Era Eleanor Hodgson, su ayudante de gestión, a quien le había pedido que hoy llegara especialmente pronto. Llevaba una hoja en la mano.
– ¿Qué tal el fin de semana? -le preguntó él.
– Muy bien, fui a la boda de mi nieta el sábado y ayer tuve la casa llena de parientes. ¿Y tú?
– Ayer conseguí ir al campo.
– ¡Bien! -dijo-. Necesitabas un descanso y respirar aire fresco. -Lo miró con más detenimiento-. Estás muy pálido, ¿sabes?
– Dímelo a mí.
Cogió la hoja, sabiendo de antemano qué era: su agenda de la semana. Se la llevaba todos los lunes por la mañana, desde que tenía memoria.
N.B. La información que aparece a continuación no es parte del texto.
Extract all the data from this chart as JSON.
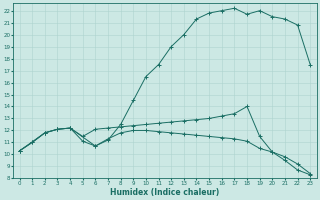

Grace se sentó, el olor del café le tentaba, pero el brebaje aún estaba demasiado caliente para bebérselo. Se puso a examinar la agenda, puesto que necesitaba liberarla de todo aquello que no fuera esencial ahora que era el investigador jefe.
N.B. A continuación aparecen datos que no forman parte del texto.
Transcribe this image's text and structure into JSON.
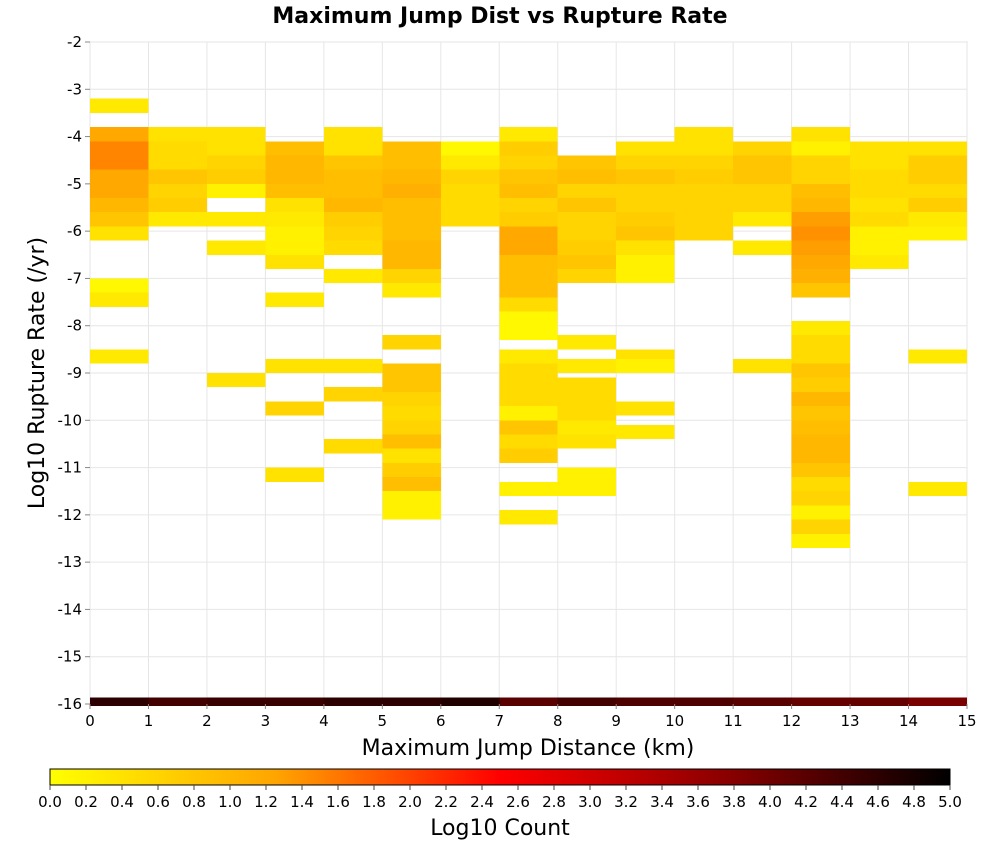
{
  "chart_data": {
    "type": "heatmap",
    "title": "Maximum Jump Dist vs Rupture Rate",
    "xlabel": "Maximum Jump Distance (km)",
    "ylabel": "Log10 Rupture Rate (/yr)",
    "colorbar_label": "Log10 Count",
    "xlim": [
      0,
      15
    ],
    "ylim": [
      -16,
      -2
    ],
    "x_ticks": [
      "0",
      "1",
      "2",
      "3",
      "4",
      "5",
      "6",
      "7",
      "8",
      "9",
      "10",
      "11",
      "12",
      "13",
      "14",
      "15"
    ],
    "y_ticks": [
      "-2",
      "-3",
      "-4",
      "-5",
      "-6",
      "-7",
      "-8",
      "-9",
      "-10",
      "-11",
      "-12",
      "-13",
      "-14",
      "-15",
      "-16"
    ],
    "color_ticks": [
      "0.0",
      "0.2",
      "0.4",
      "0.6",
      "0.8",
      "1.0",
      "1.2",
      "1.4",
      "1.6",
      "1.8",
      "2.0",
      "2.2",
      "2.4",
      "2.6",
      "2.8",
      "3.0",
      "3.2",
      "3.4",
      "3.6",
      "3.8",
      "4.0",
      "4.2",
      "4.4",
      "4.6",
      "4.8",
      "5.0"
    ],
    "color_range": [
      0,
      5
    ],
    "colormap": [
      "#ffff00",
      "#ffa500",
      "#ff0000",
      "#8b0000",
      "#000000"
    ],
    "grid": true,
    "bin_width_x": 1,
    "bin_height_y": 0.3,
    "cells_columns": "x = bin start (km), y = bin start (log10 rate), v = log10 count",
    "cells": [
      [
        0,
        -3.2,
        0.3
      ],
      [
        0,
        -3.8,
        1.2
      ],
      [
        0,
        -4.1,
        1.5
      ],
      [
        0,
        -4.4,
        1.5
      ],
      [
        0,
        -4.7,
        1.2
      ],
      [
        0,
        -5.0,
        1.2
      ],
      [
        0,
        -5.3,
        1.0
      ],
      [
        0,
        -5.6,
        0.8
      ],
      [
        0,
        -5.9,
        0.4
      ],
      [
        0,
        -7.0,
        0.1
      ],
      [
        0,
        -7.3,
        0.3
      ],
      [
        0,
        -8.5,
        0.3
      ],
      [
        1,
        -3.8,
        0.4
      ],
      [
        1,
        -4.1,
        0.5
      ],
      [
        1,
        -4.4,
        0.5
      ],
      [
        1,
        -4.7,
        0.8
      ],
      [
        1,
        -5.0,
        0.6
      ],
      [
        1,
        -5.3,
        0.7
      ],
      [
        1,
        -5.6,
        0.3
      ],
      [
        2,
        -3.8,
        0.4
      ],
      [
        2,
        -4.1,
        0.4
      ],
      [
        2,
        -4.4,
        0.6
      ],
      [
        2,
        -4.7,
        0.7
      ],
      [
        2,
        -5.0,
        0.2
      ],
      [
        2,
        -5.6,
        0.3
      ],
      [
        2,
        -6.2,
        0.3
      ],
      [
        2,
        -9.0,
        0.4
      ],
      [
        3,
        -4.1,
        0.9
      ],
      [
        3,
        -4.4,
        1.0
      ],
      [
        3,
        -4.7,
        1.0
      ],
      [
        3,
        -5.0,
        0.9
      ],
      [
        3,
        -5.3,
        0.4
      ],
      [
        3,
        -5.6,
        0.3
      ],
      [
        3,
        -5.9,
        0.2
      ],
      [
        3,
        -6.2,
        0.2
      ],
      [
        3,
        -6.5,
        0.4
      ],
      [
        3,
        -7.3,
        0.3
      ],
      [
        3,
        -8.7,
        0.4
      ],
      [
        3,
        -9.6,
        0.6
      ],
      [
        3,
        -11.0,
        0.4
      ],
      [
        4,
        -3.8,
        0.4
      ],
      [
        4,
        -4.1,
        0.4
      ],
      [
        4,
        -4.4,
        0.8
      ],
      [
        4,
        -4.7,
        0.9
      ],
      [
        4,
        -5.0,
        0.9
      ],
      [
        4,
        -5.3,
        1.0
      ],
      [
        4,
        -5.6,
        0.7
      ],
      [
        4,
        -5.9,
        0.6
      ],
      [
        4,
        -6.2,
        0.5
      ],
      [
        4,
        -6.8,
        0.3
      ],
      [
        4,
        -8.7,
        0.4
      ],
      [
        4,
        -9.3,
        0.6
      ],
      [
        4,
        -10.4,
        0.5
      ],
      [
        5,
        -4.1,
        0.9
      ],
      [
        5,
        -4.4,
        0.9
      ],
      [
        5,
        -4.7,
        1.0
      ],
      [
        5,
        -5.0,
        1.1
      ],
      [
        5,
        -5.3,
        0.9
      ],
      [
        5,
        -5.6,
        0.9
      ],
      [
        5,
        -5.9,
        0.9
      ],
      [
        5,
        -6.2,
        1.0
      ],
      [
        5,
        -6.5,
        1.0
      ],
      [
        5,
        -6.8,
        0.6
      ],
      [
        5,
        -7.1,
        0.3
      ],
      [
        5,
        -8.2,
        0.6
      ],
      [
        5,
        -8.8,
        0.8
      ],
      [
        5,
        -9.1,
        0.8
      ],
      [
        5,
        -9.4,
        0.6
      ],
      [
        5,
        -9.7,
        0.5
      ],
      [
        5,
        -10.0,
        0.6
      ],
      [
        5,
        -10.3,
        0.9
      ],
      [
        5,
        -10.6,
        0.4
      ],
      [
        5,
        -10.9,
        0.7
      ],
      [
        5,
        -11.2,
        0.9
      ],
      [
        5,
        -11.5,
        0.2
      ],
      [
        5,
        -11.8,
        0.2
      ],
      [
        6,
        -4.1,
        0.1
      ],
      [
        6,
        -4.4,
        0.3
      ],
      [
        6,
        -4.7,
        0.6
      ],
      [
        6,
        -5.0,
        0.5
      ],
      [
        6,
        -5.3,
        0.5
      ],
      [
        6,
        -5.6,
        0.5
      ],
      [
        7,
        -3.8,
        0.3
      ],
      [
        7,
        -4.1,
        0.7
      ],
      [
        7,
        -4.4,
        0.6
      ],
      [
        7,
        -4.7,
        0.8
      ],
      [
        7,
        -5.0,
        0.9
      ],
      [
        7,
        -5.3,
        0.6
      ],
      [
        7,
        -5.6,
        0.7
      ],
      [
        7,
        -5.9,
        1.2
      ],
      [
        7,
        -6.2,
        1.2
      ],
      [
        7,
        -6.5,
        0.9
      ],
      [
        7,
        -6.8,
        0.9
      ],
      [
        7,
        -7.1,
        0.9
      ],
      [
        7,
        -7.4,
        0.5
      ],
      [
        7,
        -7.7,
        0.1
      ],
      [
        7,
        -8.0,
        0.1
      ],
      [
        7,
        -8.5,
        0.3
      ],
      [
        7,
        -8.8,
        0.5
      ],
      [
        7,
        -9.1,
        0.5
      ],
      [
        7,
        -9.4,
        0.5
      ],
      [
        7,
        -9.7,
        0.2
      ],
      [
        7,
        -10.0,
        0.8
      ],
      [
        7,
        -10.3,
        0.5
      ],
      [
        7,
        -10.6,
        0.7
      ],
      [
        7,
        -11.3,
        0.2
      ],
      [
        7,
        -11.9,
        0.3
      ],
      [
        8,
        -4.4,
        0.8
      ],
      [
        8,
        -4.7,
        0.9
      ],
      [
        8,
        -5.0,
        0.6
      ],
      [
        8,
        -5.3,
        0.8
      ],
      [
        8,
        -5.6,
        0.6
      ],
      [
        8,
        -5.9,
        0.6
      ],
      [
        8,
        -6.2,
        0.7
      ],
      [
        8,
        -6.5,
        0.8
      ],
      [
        8,
        -6.8,
        0.6
      ],
      [
        8,
        -8.2,
        0.3
      ],
      [
        8,
        -8.7,
        0.3
      ],
      [
        8,
        -9.1,
        0.5
      ],
      [
        8,
        -9.4,
        0.5
      ],
      [
        8,
        -9.7,
        0.5
      ],
      [
        8,
        -10.0,
        0.3
      ],
      [
        8,
        -10.3,
        0.4
      ],
      [
        8,
        -11.0,
        0.2
      ],
      [
        8,
        -11.3,
        0.2
      ],
      [
        9,
        -4.1,
        0.4
      ],
      [
        9,
        -4.4,
        0.6
      ],
      [
        9,
        -4.7,
        0.8
      ],
      [
        9,
        -5.0,
        0.6
      ],
      [
        9,
        -5.3,
        0.6
      ],
      [
        9,
        -5.6,
        0.7
      ],
      [
        9,
        -5.9,
        0.8
      ],
      [
        9,
        -6.2,
        0.4
      ],
      [
        9,
        -6.5,
        0.2
      ],
      [
        9,
        -6.8,
        0.2
      ],
      [
        9,
        -8.5,
        0.4
      ],
      [
        9,
        -8.7,
        0.2
      ],
      [
        9,
        -9.6,
        0.4
      ],
      [
        9,
        -10.1,
        0.3
      ],
      [
        10,
        -3.8,
        0.4
      ],
      [
        10,
        -4.1,
        0.4
      ],
      [
        10,
        -4.4,
        0.6
      ],
      [
        10,
        -4.7,
        0.7
      ],
      [
        10,
        -5.0,
        0.6
      ],
      [
        10,
        -5.3,
        0.6
      ],
      [
        10,
        -5.6,
        0.6
      ],
      [
        10,
        -5.9,
        0.6
      ],
      [
        11,
        -4.1,
        0.6
      ],
      [
        11,
        -4.4,
        0.8
      ],
      [
        11,
        -4.7,
        0.8
      ],
      [
        11,
        -5.0,
        0.6
      ],
      [
        11,
        -5.3,
        0.6
      ],
      [
        11,
        -5.6,
        0.3
      ],
      [
        11,
        -6.2,
        0.3
      ],
      [
        11,
        -8.7,
        0.4
      ],
      [
        12,
        -3.8,
        0.4
      ],
      [
        12,
        -4.1,
        0.2
      ],
      [
        12,
        -4.4,
        0.6
      ],
      [
        12,
        -4.7,
        0.6
      ],
      [
        12,
        -5.0,
        0.9
      ],
      [
        12,
        -5.3,
        1.0
      ],
      [
        12,
        -5.6,
        1.3
      ],
      [
        12,
        -5.9,
        1.4
      ],
      [
        12,
        -6.2,
        1.3
      ],
      [
        12,
        -6.5,
        1.2
      ],
      [
        12,
        -6.8,
        1.1
      ],
      [
        12,
        -7.1,
        0.8
      ],
      [
        12,
        -7.9,
        0.3
      ],
      [
        12,
        -8.2,
        0.5
      ],
      [
        12,
        -8.5,
        0.5
      ],
      [
        12,
        -8.8,
        0.8
      ],
      [
        12,
        -9.1,
        0.7
      ],
      [
        12,
        -9.4,
        1.0
      ],
      [
        12,
        -9.7,
        0.8
      ],
      [
        12,
        -10.0,
        0.9
      ],
      [
        12,
        -10.3,
        1.0
      ],
      [
        12,
        -10.6,
        1.0
      ],
      [
        12,
        -10.9,
        0.8
      ],
      [
        12,
        -11.2,
        0.5
      ],
      [
        12,
        -11.5,
        0.6
      ],
      [
        12,
        -11.8,
        0.2
      ],
      [
        12,
        -12.1,
        0.6
      ],
      [
        12,
        -12.4,
        0.2
      ],
      [
        13,
        -4.1,
        0.4
      ],
      [
        13,
        -4.4,
        0.4
      ],
      [
        13,
        -4.7,
        0.5
      ],
      [
        13,
        -5.0,
        0.5
      ],
      [
        13,
        -5.3,
        0.4
      ],
      [
        13,
        -5.6,
        0.5
      ],
      [
        13,
        -5.9,
        0.2
      ],
      [
        13,
        -6.2,
        0.2
      ],
      [
        13,
        -6.5,
        0.3
      ],
      [
        14,
        -4.1,
        0.4
      ],
      [
        14,
        -4.4,
        0.7
      ],
      [
        14,
        -4.7,
        0.7
      ],
      [
        14,
        -5.0,
        0.5
      ],
      [
        14,
        -5.3,
        0.7
      ],
      [
        14,
        -5.6,
        0.3
      ],
      [
        14,
        -5.9,
        0.2
      ],
      [
        14,
        -8.5,
        0.3
      ],
      [
        14,
        -11.3,
        0.3
      ]
    ],
    "bottom_row": {
      "y": -16,
      "values": [
        4.6,
        4.4,
        4.5,
        4.5,
        4.6,
        4.6,
        4.7,
        4.2,
        4.4,
        4.3,
        4.3,
        4.2,
        4.1,
        4.1,
        3.9
      ]
    }
  }
}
Esta mañana a las diez debía ir al juzgado para la reanudación del juicio contra Suresh Hossain y no podía faltar. A la una, tenía hora con el dentista en Lewes, visita que tendría que cancelar. Mañana a las tres, tenía programada una reunión con el jefe de policía de Gales del Sur para intercambiar información sobre un maleante de Swansea al que habían hallado muerto en un vertedero cerca de Newhaven con un taco de billar clavado en el ojo. Tendría que cambiar la cita. El miércoles debía ir a la escuela de policía de Bramshill para un curso de reciclaje sobre huellas de ADN. Lo más destacado del jueves era el equipo de criquet de la comisaría central de la policía de Sussex -del cual se había buscado el inoportuno quebradero de cabeza de ser el secretario honorario en su reunión anual. Por el momento, tenía el viernes desocupado; el sábado había un ejercicio de entrenamiento ante un ataque terrorista en el puerto de Shoreham -en el que él no participaba.